What’s exciting is not knowing exactly who we will be. There is plenty in the mix – faith and doubt; belief and scepticism; religion and politics for starters. Then there’s how to relate what we learn to our underlying convictions: studies in biology, history, medicine and philosophy for example to set our minds fizzing with deep puzzles and connections. And then there are explorations in friendship, in conversation late into the night, in love, in loss and in community – and indeed all of these rolled into one at Raisin.
What I am suggesting is that we explore the new cloth, the new wine of this Jesus-shaped God, and then discover what shape we take around him – what cloak we are: smart, elegant, modest, revealing, tight, baggy, colourful, muted, wrapped around us, or half-off.
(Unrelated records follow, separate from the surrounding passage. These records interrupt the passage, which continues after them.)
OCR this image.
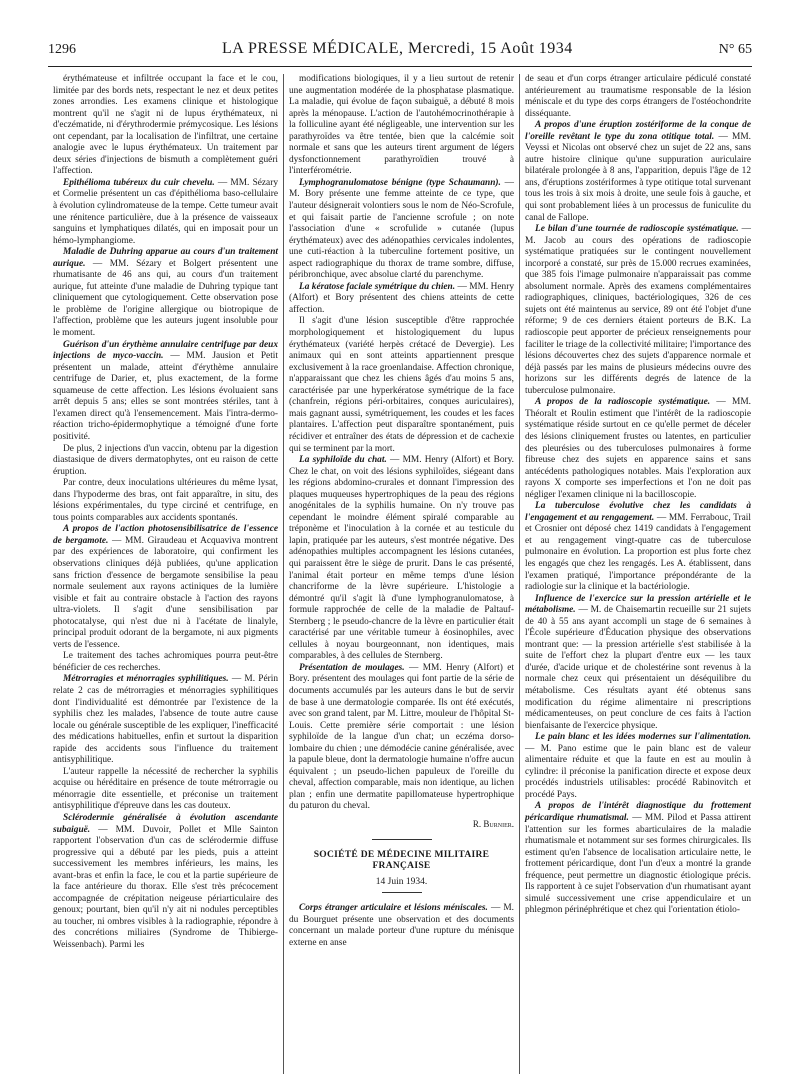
1296	LA PRESSE MÉDICALE, Mercredi, 15 Août 1934	N° 65

érythémateuse et infiltrée occupant la face et le cou, limitée par des bords nets, respectant le nez et deux petites zones arrondies. Les examens clinique et histologique montrent qu'il ne s'agit ni de lupus érythémateux, ni d'eczématide, ni d'érythrodermie prémycosique. Les lésions ont cependant, par la localisation de l'infiltrat, une certaine analogie avec le lupus érythémateux. Un traitement par deux séries d'injections de bismuth a complètement guéri l'affection.

Epithélioma tubéreux du cuir chevelu. — MM. Sézary et Cormelie présentent un cas d'épithélioma baso-cellulaire à évolution cylindromateuse de la tempe. Cette tumeur avait une rénitence particulière, due à la présence de vaisseaux sanguins et lymphatiques dilatés, qui en imposait pour un hémo-lymphangiome.

Maladie de Duhring apparue au cours d'un traitement aurique. — MM. Sézary et Bolgert présentent une rhumatisante de 46 ans qui, au cours d'un traitement aurique, fut atteinte d'une maladie de Duhring typique tant cliniquement que cytologiquement. Cette observation pose le problème de l'origine allergique ou biotropique de l'affection, problème que les auteurs jugent insoluble pour le moment.

Guérison d'un érythème annulaire centrifuge par deux injections de myco-vaccin. — MM. Jausion et Petit présentent un malade, atteint d'érythème annulaire centrifuge de Darier, et, plus exactement, de la forme squameuse de cette affection. Les lésions évoluaient sans arrêt depuis 5 ans; elles se sont montrées stériles, tant à l'examen direct qu'à l'ensemencement. Mais l'intra-dermo-réaction tricho-épidermophytique a témoigné d'une forte positivité.

De plus, 2 injections d'un vaccin, obtenu par la digestion diastasique de divers dermatophytes, ont eu raison de cette éruption.

Par contre, deux inoculations ultérieures du même lysat, dans l'hypoderme des bras, ont fait apparaître, in situ, des lésions expérimentales, du type circiné et centrifuge, en tous points comparables aux accidents spontanés.

A propos de l'action photosensibilisatrice de l'essence de bergamote. — MM. Giraudeau et Acquaviva montrent par des expériences de laboratoire, qui confirment les observations cliniques déjà publiées, qu'une application sans friction d'essence de bergamote sensibilise la peau normale seulement aux rayons actiniques de la lumière visible et fait au contraire obstacle à l'action des rayons ultra-violets. Il s'agit d'une sensibilisation par photocatalyse, qui n'est due ni à l'acétate de linalyle, principal produit odorant de la bergamote, ni aux pigments verts de l'essence.

Le traitement des taches achromiques pourra peut-être bénéficier de ces recherches.

Métrorragies et ménorragies syphilitiques. — M. Périn relate 2 cas de métrorragies et ménorragies syphilitiques dont l'individualité est démontrée par l'existence de la syphilis chez les malades, l'absence de toute autre cause locale ou générale susceptible de les expliquer, l'inefficacité des médications habituelles, enfin et surtout la disparition rapide des accidents sous l'influence du traitement antisyphilitique.

L'auteur rappelle la nécessité de rechercher la syphilis acquise ou héréditaire en présence de toute métrorragie ou ménorragie dite essentielle, et préconise un traitement antisyphilitique d'épreuve dans les cas douteux.

Sclérodermie généralisée à évolution ascendante subaiguë. — MM. Duvoir, Pollet et Mlle Sainton rapportent l'observation d'un cas de sclérodermie diffuse progressive qui a débuté par les pieds, puis a atteint successivement les membres inférieurs, les mains, les avant-bras et enfin la face, le cou et la partie supérieure de la face antérieure du thorax. Elle s'est très précocement accompagnée de crépitation neigeuse périarticulaire des genoux; pourtant, bien qu'il n'y ait ni nodules perceptibles au toucher, ni ombres visibles à la radiographie, répondre à des concrétions miliaires (Syndrome de Thibierge-Weissenbach). Parmi les

modifications biologiques, il y a lieu surtout de retenir une augmentation modérée de la phosphatase plasmatique. La maladie, qui évolue de façon subaiguë, a débuté 8 mois après la ménopause. L'action de l'autohémocrinothérapie à la folliculine ayant été négligeable, une intervention sur les parathyroïdes va être tentée, bien que la calcémie soit normale et sans que les auteurs tirent argument de légers dysfonctionnement parathyroïdien trouvé à l'interférométrie.

Lymphogranulomatose bénigne (type Schaumann). — M. Bory présente une femme atteinte de ce type, que l'auteur désignerait volontiers sous le nom de Néo-Scrofule, et qui faisait partie de l'ancienne scrofule ; on note l'association d'une « scrofulide » cutanée (lupus érythémateux) avec des adénopathies cervicales indolentes, une cuti-réaction à la tuberculine fortement positive, un aspect radiographique du thorax de trame sombre, diffuse, péribronchique, avec absolue clarté du parenchyme.

La kératose faciale symétrique du chien. — MM. Henry (Alfort) et Bory présentent des chiens atteints de cette affection.

Il s'agit d'une lésion susceptible d'être rapprochée morphologiquement et histologiquement du lupus érythémateux (variété herpès crétacé de Devergie). Les animaux qui en sont atteints appartiennent presque exclusivement à la race groenlandaise. Affection chronique, n'apparaissant que chez les chiens âgés d'au moins 5 ans, caractérisée par une hyperkératose symétrique de la face (chanfrein, régions péri-orbitaires, conques auriculaires), mais gagnant aussi, symétriquement, les coudes et les faces plantaires. L'affection peut disparaître spontanément, puis récidiver et entraîner des états de dépression et de cachexie qui se terminent par la mort.

La syphiloïde du chat. — MM. Henry (Alfort) et Bory. Chez le chat, on voit des lésions syphiloïdes, siégeant dans les régions abdomino-crurales et donnant l'impression des plaques muqueuses hypertrophiques de la peau des régions anogénitales de la syphilis humaine. On n'y trouve pas cependant le moindre élément spiralé comparable au tréponème et l'inoculation à la cornée et au testicule du lapin, pratiquée par les auteurs, s'est montrée négative. Des adénopathies multiples accompagnent les lésions cutanées, qui paraissent être le siège de prurit. Dans le cas présenté, l'animal était porteur en même temps d'une lésion chancriforme de la lèvre supérieure. L'histologie a démontré qu'il s'agit là d'une lymphogranulomatose, à formule rapprochée de celle de la maladie de Paltauf-Sternberg ; le pseudo-chancre de la lèvre en particulier était caractérisé par une véritable tumeur à éosinophiles, avec cellules à noyau bourgeonnant, non identiques, mais comparables, à des cellules de Sternberg.

Présentation de moulages. — MM. Henry (Alfort) et Bory. présentent des moulages qui font partie de la série de documents accumulés par les auteurs dans le but de servir de base à une dermatologie comparée. Ils ont été exécutés, avec son grand talent, par M. Littre, mouleur de l'hôpital St-Louis. Cette première série comportait : une lésion syphiloïde de la langue d'un chat; un eczéma dorso-lombaire du chien ; une démodécie canine généralisée, avec la papule bleue, dont la dermatologie humaine n'offre aucun équivalent ; un pseudo-lichen papuleux de l'oreille du cheval, affection comparable, mais non identique, au lichen plan ; enfin une dermatite papillomateuse hypertrophique du paturon du cheval.

R. Burnier.
SOCIÉTÉ DE MÉDECINE MILITAIRE FRANÇAISE
14 Juin 1934.

Corps étranger articulaire et lésions méniscales. — M. du Bourguet présente une observation et des documents concernant un malade porteur d'une rupture du ménisque externe en anse

de seau et d'un corps étranger articulaire pédiculé constaté antérieurement au traumatisme responsable de la lésion méniscale et du type des corps étrangers de l'ostéochondrite disséquante.

A propos d'une éruption zostériforme de la conque de l'oreille revêtant le type du zona otitique total. — MM. Veyssi et Nicolas ont observé chez un sujet de 22 ans, sans autre histoire clinique qu'une suppuration auriculaire bilatérale prolongée à 8 ans, l'apparition, depuis l'âge de 12 ans, d'éruptions zostériformes à type otitique total survenant tous les trois à six mois à droite, une seule fois à gauche, et qui sont probablement liées à un processus de funiculite du canal de Fallope.

Le bilan d'une tournée de radioscopie systématique. — M. Jacob au cours des opérations de radioscopie systématique pratiquées sur le contingent nouvellement incorporé a constaté, sur près de 15.000 recrues examinées, que 385 fois l'image pulmonaire n'apparaissait pas comme absolument normale. Après des examens complémentaires radiographiques, cliniques, bactériologiques, 326 de ces sujets ont été maintenus au service, 89 ont été l'objet d'une réforme; 9 de ces derniers étaient porteurs de B.K. La radioscopie peut apporter de précieux renseignements pour faciliter le triage de la collectivité militaire; l'importance des lésions découvertes chez des sujets d'apparence normale et déjà passés par les mains de plusieurs médecins ouvre des horizons sur les différents degrés de latence de la tuberculose pulmonaire.

A propos de la radioscopie systématique. — MM. Théoralt et Roulin estiment que l'intérêt de la radioscopie systématique réside surtout en ce qu'elle permet de déceler des lésions cliniquement frustes ou latentes, en particulier des pleurésies ou des tuberculoses pulmonaires à forme fibreuse chez des sujets en apparence sains et sans antécédents pathologiques notables. Mais l'exploration aux rayons X comporte ses imperfections et l'on ne doit pas négliger l'examen clinique ni la bacilloscopie.

La tuberculose évolutive chez les candidats à l'engagement et au rengagement. — MM. Ferrabouc, Trail et Crosnier ont déposé chez 1419 candidats à l'engagement et au rengagement vingt-quatre cas de tuberculose pulmonaire en évolution. La proportion est plus forte chez les engagés que chez les rengagés. Les A. établissent, dans l'examen pratiqué, l'importance prépondérante de la radiologie sur la clinique et la bactériologie.

Influence de l'exercice sur la pression artérielle et le métabolisme. — M. de Chaisemartin recueille sur 21 sujets de 40 à 55 ans ayant accompli un stage de 6 semaines à l'École supérieure d'Éducation physique des observations montrant que: — la pression artérielle s'est stabilisée à la suite de l'effort chez la plupart d'entre eux — les taux d'urée, d'acide urique et de cholestérine sont revenus à la normale chez ceux qui présentaient un déséquilibre du métabolisme. Ces résultats ayant été obtenus sans modification du régime alimentaire ni prescriptions médicamenteuses, on peut conclure de ces faits à l'action bienfaisante de l'exercice physique.

Le pain blanc et les idées modernes sur l'alimentation. — M. Pano estime que le pain blanc est de valeur alimentaire réduite et que la faute en est au moulin à cylindre: il préconise la panification directe et expose deux procédés industriels utilisables: procédé Rabinovitch et procédé Pays.

A propos de l'intérêt diagnostique du frottement péricardique rhumatismal. — MM. Pilod et Passa attirent l'attention sur les formes abarticulaires de la maladie rhumatismale et notamment sur ses formes chirurgicales. Ils estiment qu'en l'absence de localisation articulaire nette, le frottement péricardique, dont l'un d'eux a montré la grande fréquence, peut permettre un diagnostic étiologique précis. Ils rapportent à ce sujet l'observation d'un rhumatisant ayant simulé successivement une crise appendiculaire et un phlegmon périnéphrétique et chez qui l'orientation étiolo-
A story you may hear again at your graduation was told by a comedian called Bob Orben: A graduation ceremony is an event where the speaker tells thousands of students dressed in identical gowns that individuality is the key to success.
But each person truly is different and makes a unique response to the new wine of Jesus poured into our lives.
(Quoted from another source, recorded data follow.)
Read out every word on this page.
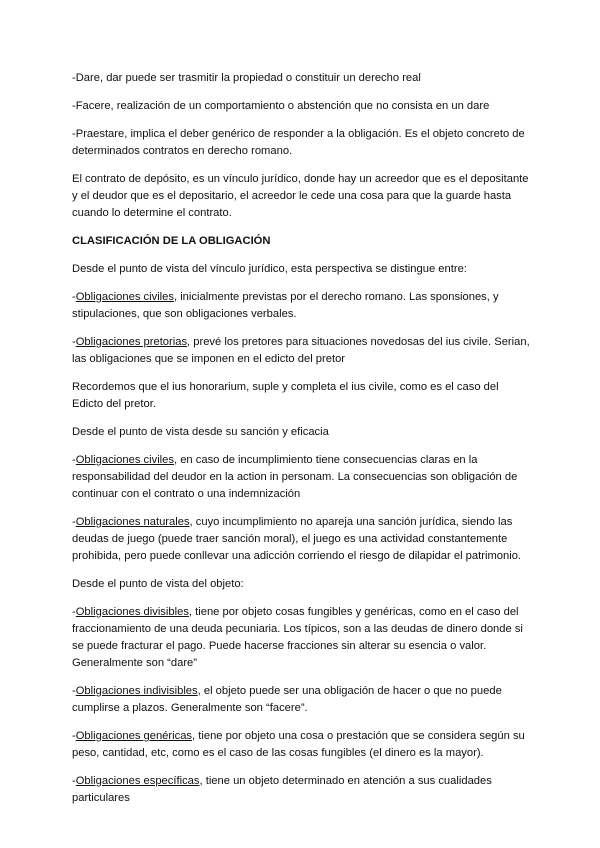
-Dare, dar puede ser trasmitir la propiedad o constituir un derecho real

-Facere, realización de un comportamiento o abstención que no consista en un dare

-Praestare, implica el deber genérico de responder a la obligación. Es el objeto concreto de determinados contratos en derecho romano.

El contrato de depósito, es un vínculo jurídico, donde hay un acreedor que es el depositante y el deudor que es el depositario, el acreedor le cede una cosa para que la guarde hasta cuando lo determine el contrato.

CLASIFICACIÓN DE LA OBLIGACIÓN

Desde el punto de vista del vínculo jurídico, esta perspectiva se distingue entre:

-Obligaciones civiles, inicialmente previstas por el derecho romano. Las sponsiones, y stipulaciones, que son obligaciones verbales.

-Obligaciones pretorias, prevé los pretores para situaciones novedosas del ius civile. Serian, las obligaciones que se imponen en el edicto del pretor

Recordemos que el ius honorarium, suple y completa el ius civile, como es el caso del Edicto del pretor.

Desde el punto de vista desde su sanción y eficacia

-Obligaciones civiles, en caso de incumplimiento tiene consecuencias claras en la responsabilidad del deudor en la action in personam. La consecuencias son obligación de continuar con el contrato o una indemnización

-Obligaciones naturales, cuyo incumplimiento no apareja una sanción jurídica, siendo las deudas de juego (puede traer sanción moral), el juego es una actividad constantemente prohibida, pero puede conllevar una adicción corriendo el riesgo de dilapidar el patrimonio.

Desde el punto de vista del objeto:

-Obligaciones divisibles, tiene por objeto cosas fungibles y genéricas, como en el caso del fraccionamiento de una deuda pecuniaria. Los típicos, son a las deudas de dinero donde si se puede fracturar el pago. Puede hacerse fracciones sin alterar su esencia o valor. Generalmente son “dare”

-Obligaciones indivisibles, el objeto puede ser una obligación de hacer o que no puede cumplirse a plazos. Generalmente son “facere”.

-Obligaciones genéricas, tiene por objeto una cosa o prestación que se considera según su peso, cantidad, etc, como es el caso de las cosas fungibles (el dinero es la mayor).

-Obligaciones específicas, tiene un objeto determinado en atención a sus cualidades particulares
If I have only one word of guidance – actually I have two. The first is always separate dark from light clothes in a hot wash – or you may end up wearing many shades of grey…
But my real advice is: don’t borrow who you are from someone else. Don’t pick up second-hand views of how you relate to God, what faith is, and what you are worth from others. Oscar Wilde wrote: Most people are other people. Their thoughts are someone else’s opinions, their lives a mimicry, their passions a quotation. Let us ensure there’s more to be said about our lives.
Our Old Testament reading today from Isaiah offers a particular perspective on this, when the prophet celebrates God’s help in strengthening him to face opposition, trouble and the accusations of others.
It is the Lord who helps me:
Who will declare me guilty?
All of them will wear out like a garment;
The moth will eat them up.
The prophet will not be imprisoned by the past, by the negative views of others, by their trying to define who he is. Their garment is past it, beyond repair. Instead, he dwells in the forgiving love of God, who values him, and helps him daily.
Let me gather up these thoughts. There is much that is familiar in the transition to University, but it’s not the same old same old. There is an opportunity here to discover who we really are, to be shaped by the new cloth which is Jesus, the new wine which is Jesus, whose life, death and resurrection breaks apart any stale, moth-eaten image of God which prevails. And in discovering who we are, I urge you to resist picking up cheaply any second-hand gowns which are for sale. It may be tempting to accept someone else’s thoughts, another’s faith, a parent’s approach, the dominant vision of society as your own. But second-hand gowns are old, and frayed, and they smell a bit, and they won’t quite fit you. Find your own clothes. Discover your own skin.